A fascinating programme from Jamie Cochrane for the Keyboard Trust at Steinway & Sons yesterday . A young man with already a first from Oxford and his Dip Ram for postgraduate studies at the Royal Academy where he was mentored by William Fong and Michael Dussek .

An eclectic programme from a thinking musician with just two works : Schubert’s penultimate Sonata paired with Godowsky’s rarely heard Passacaglia in B minor that is based on the opening theme of Schubert’s Unfinished Symphony .

The Schubert Sonata showed Jamie’s architectural understanding combined to a crystalline clarity and poetic beauty . Playing of authority and masterly control as he allowed Schubert’s mellifluous outpourings to live in harmony with the imperious outbursts of the opening ‘Allegro’. A glistening beauty to the ‘Andantino’ of refined playing where even Leslie Howard was to compliment him on the intelligent use of the pedals that could combine clarity with harmonic understanding. A ‘Scherzo’ that was played with scintillating ‘ joie de vivre ‘ which contrasted with the simple pastoral beauty of the Rondo . A coda ,Presto, showed off Jamie’s fearless technical command as he brought this masterwork to a heroic ending. It was to be one of the last works of the composers 31 years with a trilogy of Sonatas that like Beethoven was to be his Schwanengesang .
Some remarkably mature playing of intellectual and poetic understanding that was to be followed by the cello melody of the opening of the Unfinished Symphony alla Godowsky .

A performance of this rarity in the concert hall that Jamie played with passionate conviction and remarkable technical mastery. As Jamie was to say in the conversation with Leslie Howard at the conclusion of his recital, he has a curiosity that he wants to discovery many unusual works left inexplicably on the shelf of the piano archives .

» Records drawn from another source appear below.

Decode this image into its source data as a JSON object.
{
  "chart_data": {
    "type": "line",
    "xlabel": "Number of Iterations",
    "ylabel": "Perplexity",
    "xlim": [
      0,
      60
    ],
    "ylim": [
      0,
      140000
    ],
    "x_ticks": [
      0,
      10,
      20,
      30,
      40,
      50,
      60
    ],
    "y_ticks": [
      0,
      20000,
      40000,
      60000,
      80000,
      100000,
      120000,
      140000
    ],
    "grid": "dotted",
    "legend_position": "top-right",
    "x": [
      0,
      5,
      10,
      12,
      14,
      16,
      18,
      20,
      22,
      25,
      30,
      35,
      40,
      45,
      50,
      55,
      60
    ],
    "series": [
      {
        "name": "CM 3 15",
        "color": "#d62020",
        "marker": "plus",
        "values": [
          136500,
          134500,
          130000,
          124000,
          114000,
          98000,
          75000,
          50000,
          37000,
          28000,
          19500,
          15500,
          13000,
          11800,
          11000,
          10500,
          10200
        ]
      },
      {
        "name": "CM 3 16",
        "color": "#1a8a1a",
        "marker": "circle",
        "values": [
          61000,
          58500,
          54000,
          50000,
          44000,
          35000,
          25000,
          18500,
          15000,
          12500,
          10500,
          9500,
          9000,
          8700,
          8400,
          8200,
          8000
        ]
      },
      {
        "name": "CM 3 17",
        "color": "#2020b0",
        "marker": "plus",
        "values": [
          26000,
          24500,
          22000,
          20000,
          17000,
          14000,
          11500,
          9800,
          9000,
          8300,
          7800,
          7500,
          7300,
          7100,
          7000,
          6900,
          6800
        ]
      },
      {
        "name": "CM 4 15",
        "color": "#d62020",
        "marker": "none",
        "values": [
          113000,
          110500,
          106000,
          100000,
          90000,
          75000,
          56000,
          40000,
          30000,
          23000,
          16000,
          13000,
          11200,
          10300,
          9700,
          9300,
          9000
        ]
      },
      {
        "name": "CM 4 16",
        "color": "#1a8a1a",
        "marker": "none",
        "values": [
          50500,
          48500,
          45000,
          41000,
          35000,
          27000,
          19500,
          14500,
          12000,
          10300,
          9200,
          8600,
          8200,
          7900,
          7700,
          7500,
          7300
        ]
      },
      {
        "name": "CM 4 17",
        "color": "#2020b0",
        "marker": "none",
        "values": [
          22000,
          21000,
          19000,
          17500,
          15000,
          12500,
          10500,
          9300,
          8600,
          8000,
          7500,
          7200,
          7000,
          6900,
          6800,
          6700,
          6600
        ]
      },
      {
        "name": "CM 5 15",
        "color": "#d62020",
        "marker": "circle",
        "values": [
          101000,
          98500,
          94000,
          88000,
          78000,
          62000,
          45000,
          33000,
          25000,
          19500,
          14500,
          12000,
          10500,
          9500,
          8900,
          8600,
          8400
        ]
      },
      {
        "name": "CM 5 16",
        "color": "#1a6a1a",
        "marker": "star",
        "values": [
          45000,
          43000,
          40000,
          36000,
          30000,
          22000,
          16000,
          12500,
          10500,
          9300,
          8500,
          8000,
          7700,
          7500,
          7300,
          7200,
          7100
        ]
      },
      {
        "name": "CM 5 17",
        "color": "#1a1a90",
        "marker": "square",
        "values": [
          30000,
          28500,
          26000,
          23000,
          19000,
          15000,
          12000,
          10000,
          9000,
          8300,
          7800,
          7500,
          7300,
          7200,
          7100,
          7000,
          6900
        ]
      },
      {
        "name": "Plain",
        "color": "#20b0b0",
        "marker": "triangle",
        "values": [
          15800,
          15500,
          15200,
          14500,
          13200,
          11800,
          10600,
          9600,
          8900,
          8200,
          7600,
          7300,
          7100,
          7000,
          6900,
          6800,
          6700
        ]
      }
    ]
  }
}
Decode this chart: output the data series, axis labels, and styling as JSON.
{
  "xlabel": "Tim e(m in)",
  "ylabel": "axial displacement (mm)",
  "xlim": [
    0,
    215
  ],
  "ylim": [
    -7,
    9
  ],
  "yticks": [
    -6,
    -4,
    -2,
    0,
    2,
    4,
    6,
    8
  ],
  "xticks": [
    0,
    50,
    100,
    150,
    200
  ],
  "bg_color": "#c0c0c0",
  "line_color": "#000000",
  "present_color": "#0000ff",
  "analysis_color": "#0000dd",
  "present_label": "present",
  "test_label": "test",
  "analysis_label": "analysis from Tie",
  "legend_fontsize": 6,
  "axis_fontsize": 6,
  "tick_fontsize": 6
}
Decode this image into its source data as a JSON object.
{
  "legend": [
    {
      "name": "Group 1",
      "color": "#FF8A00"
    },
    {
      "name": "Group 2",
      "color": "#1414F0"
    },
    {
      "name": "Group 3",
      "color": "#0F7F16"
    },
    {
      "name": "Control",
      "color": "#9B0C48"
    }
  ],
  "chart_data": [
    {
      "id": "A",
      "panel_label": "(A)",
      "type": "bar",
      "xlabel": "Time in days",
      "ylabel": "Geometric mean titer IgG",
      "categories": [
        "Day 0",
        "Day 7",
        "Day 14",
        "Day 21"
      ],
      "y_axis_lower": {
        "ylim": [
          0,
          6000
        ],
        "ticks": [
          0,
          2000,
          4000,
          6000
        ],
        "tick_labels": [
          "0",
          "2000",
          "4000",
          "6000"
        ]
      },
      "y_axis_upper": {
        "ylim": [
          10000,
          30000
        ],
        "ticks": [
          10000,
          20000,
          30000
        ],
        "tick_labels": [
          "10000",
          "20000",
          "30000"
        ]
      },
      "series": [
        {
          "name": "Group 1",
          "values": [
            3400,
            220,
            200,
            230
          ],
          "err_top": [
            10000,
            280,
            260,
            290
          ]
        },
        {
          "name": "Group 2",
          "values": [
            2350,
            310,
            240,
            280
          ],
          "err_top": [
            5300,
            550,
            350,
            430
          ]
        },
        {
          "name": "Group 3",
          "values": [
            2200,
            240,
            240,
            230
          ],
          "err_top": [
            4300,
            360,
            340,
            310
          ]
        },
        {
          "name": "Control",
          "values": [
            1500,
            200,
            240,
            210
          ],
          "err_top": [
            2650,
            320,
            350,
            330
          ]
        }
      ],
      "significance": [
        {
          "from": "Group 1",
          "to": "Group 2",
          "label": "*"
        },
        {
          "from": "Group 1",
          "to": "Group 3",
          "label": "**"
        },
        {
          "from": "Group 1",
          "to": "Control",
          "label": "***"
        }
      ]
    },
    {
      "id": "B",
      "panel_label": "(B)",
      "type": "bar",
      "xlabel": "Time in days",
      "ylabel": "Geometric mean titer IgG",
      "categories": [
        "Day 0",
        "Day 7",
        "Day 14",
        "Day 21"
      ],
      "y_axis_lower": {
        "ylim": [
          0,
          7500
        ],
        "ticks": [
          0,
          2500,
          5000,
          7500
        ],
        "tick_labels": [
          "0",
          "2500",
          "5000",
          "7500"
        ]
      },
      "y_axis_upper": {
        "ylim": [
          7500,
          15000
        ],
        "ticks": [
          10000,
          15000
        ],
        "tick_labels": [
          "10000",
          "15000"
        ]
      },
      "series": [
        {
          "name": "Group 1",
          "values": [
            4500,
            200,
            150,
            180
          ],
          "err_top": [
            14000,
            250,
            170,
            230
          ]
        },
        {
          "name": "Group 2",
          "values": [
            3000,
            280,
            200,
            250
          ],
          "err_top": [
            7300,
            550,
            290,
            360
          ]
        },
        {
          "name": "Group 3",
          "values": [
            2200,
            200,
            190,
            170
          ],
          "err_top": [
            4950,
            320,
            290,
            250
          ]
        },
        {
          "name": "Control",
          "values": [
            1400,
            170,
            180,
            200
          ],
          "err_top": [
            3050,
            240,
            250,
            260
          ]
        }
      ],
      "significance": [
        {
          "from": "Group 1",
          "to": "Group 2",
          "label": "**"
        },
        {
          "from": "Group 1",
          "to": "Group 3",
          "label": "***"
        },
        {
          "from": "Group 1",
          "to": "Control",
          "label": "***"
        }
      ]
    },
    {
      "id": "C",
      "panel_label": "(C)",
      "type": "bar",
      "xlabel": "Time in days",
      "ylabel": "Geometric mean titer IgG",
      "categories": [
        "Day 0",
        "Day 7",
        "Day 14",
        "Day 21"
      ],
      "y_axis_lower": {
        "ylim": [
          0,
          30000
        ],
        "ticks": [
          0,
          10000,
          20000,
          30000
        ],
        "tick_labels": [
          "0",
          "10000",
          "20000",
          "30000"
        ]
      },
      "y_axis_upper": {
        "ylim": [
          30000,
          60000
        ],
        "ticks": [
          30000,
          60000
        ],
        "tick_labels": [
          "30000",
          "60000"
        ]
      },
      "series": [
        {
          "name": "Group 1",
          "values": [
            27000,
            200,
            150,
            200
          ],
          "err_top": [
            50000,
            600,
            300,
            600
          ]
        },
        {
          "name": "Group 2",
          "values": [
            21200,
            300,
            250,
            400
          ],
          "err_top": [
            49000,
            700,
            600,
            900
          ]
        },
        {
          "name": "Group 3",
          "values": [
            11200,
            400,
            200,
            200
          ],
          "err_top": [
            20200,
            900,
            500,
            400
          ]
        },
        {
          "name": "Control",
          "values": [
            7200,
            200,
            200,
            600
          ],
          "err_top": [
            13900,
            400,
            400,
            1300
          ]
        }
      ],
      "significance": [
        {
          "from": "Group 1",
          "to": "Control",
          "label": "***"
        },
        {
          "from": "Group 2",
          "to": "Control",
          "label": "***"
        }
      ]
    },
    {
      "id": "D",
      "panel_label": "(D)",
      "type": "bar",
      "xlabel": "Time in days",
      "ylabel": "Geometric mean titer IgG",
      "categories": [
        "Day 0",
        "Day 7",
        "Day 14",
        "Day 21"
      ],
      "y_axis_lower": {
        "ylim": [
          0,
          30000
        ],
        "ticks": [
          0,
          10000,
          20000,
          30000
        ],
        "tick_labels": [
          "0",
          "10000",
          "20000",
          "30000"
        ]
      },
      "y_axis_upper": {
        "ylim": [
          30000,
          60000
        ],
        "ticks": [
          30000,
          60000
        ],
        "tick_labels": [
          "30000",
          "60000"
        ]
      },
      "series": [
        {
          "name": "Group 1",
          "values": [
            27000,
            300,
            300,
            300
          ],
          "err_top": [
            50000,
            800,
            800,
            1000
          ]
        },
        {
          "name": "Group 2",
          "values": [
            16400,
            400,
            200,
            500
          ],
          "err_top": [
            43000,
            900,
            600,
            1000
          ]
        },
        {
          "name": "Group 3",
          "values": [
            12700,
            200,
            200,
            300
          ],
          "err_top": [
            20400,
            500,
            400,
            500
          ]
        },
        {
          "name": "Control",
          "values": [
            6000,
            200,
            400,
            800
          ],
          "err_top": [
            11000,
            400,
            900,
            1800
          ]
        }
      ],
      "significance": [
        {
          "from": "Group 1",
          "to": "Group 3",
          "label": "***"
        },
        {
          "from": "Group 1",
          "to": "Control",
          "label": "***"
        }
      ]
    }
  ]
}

After his exhilarating and scintillating performance of Godowsky, Jamie was left alone with Schumann, as the poet was allowed to speak with poignant beauty.
https://youtu.be/UroWVTDb8Oo?si=X3W-auYCUilBsjII








Leopold Mordkhelovich Godowsky Sr. 13 February 1870 – 21 November 1938 was a virtuoso pianist, composer and teacher, born in what is now Lithuania to Jewish parents, who became an American citizen in 1891. He was one of the most highly regarded performers of his time, known for his theories concerning the application of relaxed weight and economy of motion within pianistic technique – principles later propagated by his pupils, such as Heinrich Neuhaus. He was heralded among musical giants as the “Buddha of the Piano”. Ferruccio Busoni claimed that he and Godowsky were ‘ the only composers to have added anything of significance to keyboard writing since Franz Liszt.’ Godowsky was one of the most highly regarded pianists of his time, praised by listeners, colleagues, and critics alike. Artur Rubinstein remarked that it would take him ‘five hundred years to get a mechanism like Godowsky’s.’ Many of Godowsky’s original works are considerably difficult to perform; the Passacaglia which consists of 44 variations, cadenza and fugue on the opening theme of Franz Schubert’s ‘Unfinished’ Symphony was declared to be unplayable by Vladimir Horowitz, who claimed it would require six hands to perform.